Monday, October 15, 2018

Sullivan, Timely But Unsatisfying



















Françoise Sullivan, Only Red No.2, 2016, acrylic on canvas, 60" x 72"


Sullivan at the Modern, The Modern, 68 Abell St., Toronto, Sept. 20 – Nov. 17, 2018

Françoise Sullivan holds two key places in Canadian Modernist history: as a Canadian pioneer in modern dance and as a signatory of La Refus Global. Given she is one of Les Automatistes who signed that famed manifesto, she should be historicized as a more important painter than she is. But while hardly unknown, she has been overshadowed by the other members, all of whom are male - Riopelle and Borduas especially. Today, when older female artists are regularly being revisited (Sullivan herself is the focus of three recent and upcoming exhibitions in Quebec), this exhibition promises currency and possible historic correction both ethically and aesthetically. 

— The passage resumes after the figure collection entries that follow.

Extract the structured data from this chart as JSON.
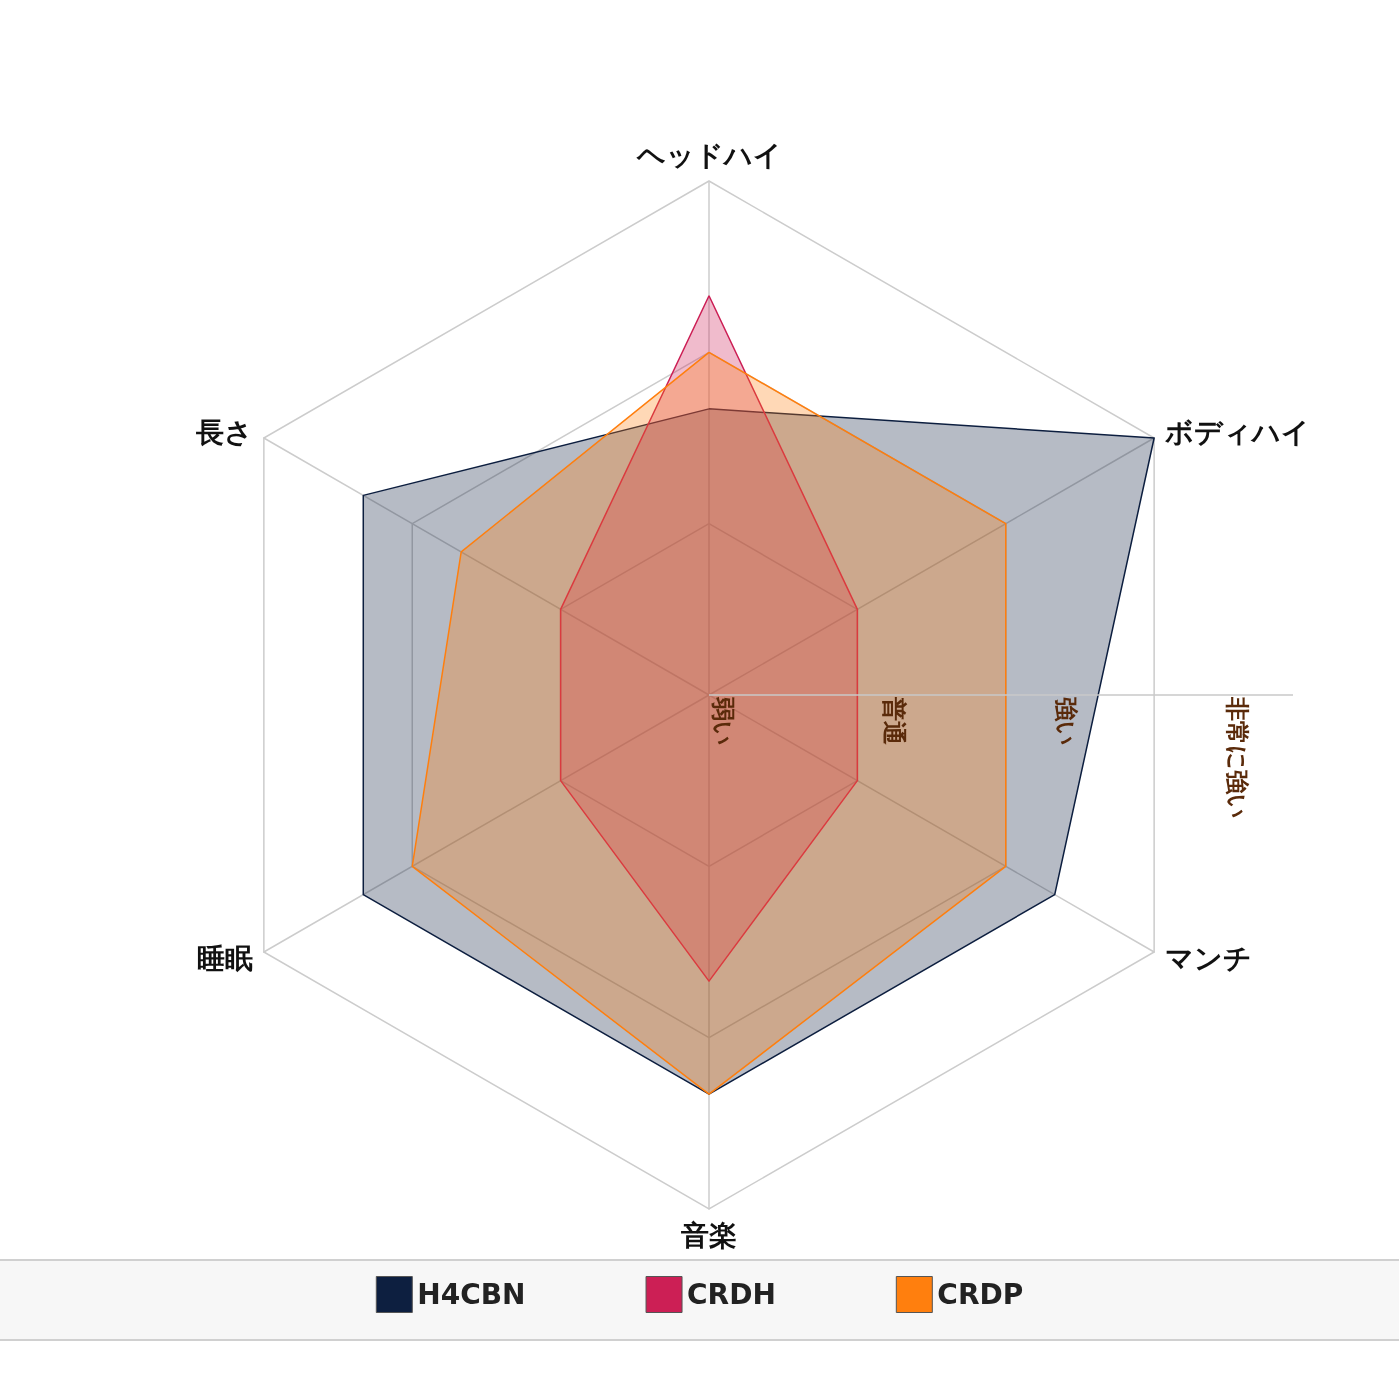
{
  "chart_data": {
    "type": "radar",
    "categories": [
      "ヘッドハイ",
      "ボディハイ",
      "マンチ",
      "音楽",
      "睡眠",
      "長さ"
    ],
    "series": [
      {
        "name": "H4CBN",
        "color": "#0d1f40",
        "values": [
          1.67,
          3,
          2.33,
          2.33,
          2.33,
          2.33
        ]
      },
      {
        "name": "CRDH",
        "color": "#cc1f55",
        "values": [
          2.33,
          1,
          1,
          1.67,
          1,
          1
        ]
      },
      {
        "name": "CRDP",
        "color": "#ff7f0e",
        "values": [
          2,
          2,
          2,
          2.33,
          2,
          1.67
        ]
      }
    ],
    "ylim": [
      0,
      3
    ],
    "yticks": [
      {
        "value": 0,
        "label": "弱い"
      },
      {
        "value": 1,
        "label": "普通"
      },
      {
        "value": 2,
        "label": "強い"
      },
      {
        "value": 3,
        "label": "非常に強い"
      }
    ],
    "grid": true,
    "legend": "bottom"
  }
}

However, as exciting as a Toronto-held Sullivan revision may be for those following Canadian art history, from a feminist perspective or otherwise, it is just not possible here given the mediocre and often unrelated selection of seventeen paintings. Better work may be seen at a concurrent show of sculpture at Galerie Simon Blais in Montreal, not to mention within this exhibition, notably the seven reprinted photographic stills of Sullivan's iconoclastic 1948 dance performance Danse Dans La Neige.

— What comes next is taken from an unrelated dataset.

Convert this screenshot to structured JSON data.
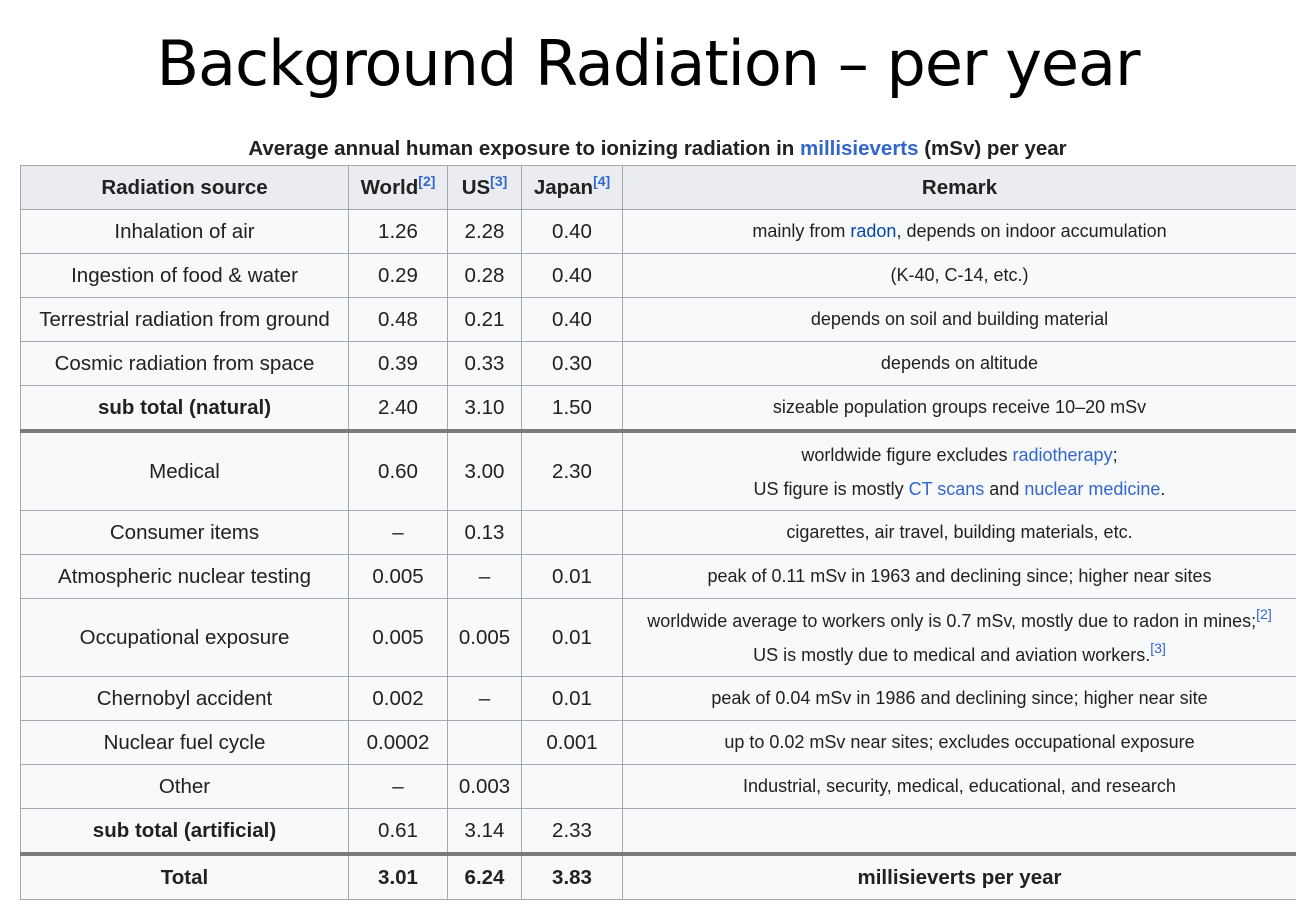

In contrast, the acrylic on canvas Proportio 8B, 2015, disappoints. The diagonal splicing of the canvas into black, grey, rose, and lavender shapes appears derivative of Bush; moreover, the shapes' light, sketchy outlines take on a provisional quality incongruous with the belaboured layering of colour within the shapes. Then consider Only Red No. 2, 2016, a rectangular quilt of reds whose line, which rhythmically links the subtly changing tones of the red squares (from rose to near orange), fails to buoy what again is overly cautious hence stifling layering. Her paintings, at least in this exhibition, remain unresolved.